Ese mecanismo explica cómo la producción puede continuar durante años sucesivos y sitúa el debate en el punto donde se cruzan rendimiento, reproducción y bienestar.

El ganado vacuno domina la producción mundial de leche

Según Leche Pascual, el ganado vacuno aporta el 82% de la producción lechera mundial, una proporción que en Europa deja apenas un 3% para otras especies. Los datos de la FAO sitúan a los búfalos en el 14%, mientras cabras y ovejas aportan el 2% y el 1%, respectivamente. El reparto cambia en zonas con condiciones agrícolas adversas, ya que las especies distintas del ganado vacuno alcanzan el 25% en África y el 40% en Asia.

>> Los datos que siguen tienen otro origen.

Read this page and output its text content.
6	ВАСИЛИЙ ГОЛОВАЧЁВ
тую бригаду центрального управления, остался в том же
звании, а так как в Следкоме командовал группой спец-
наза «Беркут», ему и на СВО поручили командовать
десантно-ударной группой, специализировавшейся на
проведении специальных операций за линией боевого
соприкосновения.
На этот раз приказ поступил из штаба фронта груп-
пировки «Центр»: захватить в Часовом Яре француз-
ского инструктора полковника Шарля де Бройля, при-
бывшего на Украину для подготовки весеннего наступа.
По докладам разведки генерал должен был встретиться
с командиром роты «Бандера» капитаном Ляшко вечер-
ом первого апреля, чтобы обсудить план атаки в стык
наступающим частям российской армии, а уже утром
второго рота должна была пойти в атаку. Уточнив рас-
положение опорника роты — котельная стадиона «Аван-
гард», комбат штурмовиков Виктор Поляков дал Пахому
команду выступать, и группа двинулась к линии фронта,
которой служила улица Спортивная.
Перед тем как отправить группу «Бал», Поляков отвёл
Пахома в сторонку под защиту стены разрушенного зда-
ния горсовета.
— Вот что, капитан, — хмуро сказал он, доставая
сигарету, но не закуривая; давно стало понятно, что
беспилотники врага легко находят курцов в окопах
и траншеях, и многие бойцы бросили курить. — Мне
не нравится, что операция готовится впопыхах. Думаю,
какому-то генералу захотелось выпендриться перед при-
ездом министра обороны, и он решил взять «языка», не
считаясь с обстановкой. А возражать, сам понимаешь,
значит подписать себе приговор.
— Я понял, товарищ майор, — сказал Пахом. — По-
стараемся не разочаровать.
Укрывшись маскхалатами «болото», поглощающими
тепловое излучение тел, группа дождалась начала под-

Tras una gestación de nueve meses y alrededor de los dos años de edad, la vaca pare por primera vez y comienza una fase de lactancia regulada por la prolactina y la oxitocina. El ordeño frecuente prolonga esa producción, mientras el calostro de los primeros días da paso a varios meses de mayor rendimiento. Las explotaciones modernas suelen inseminar de nuevo a las vacas pocos meses después del parto para mantener intervalos regulares entre gestaciones y limitar el periodo sin producción de leche.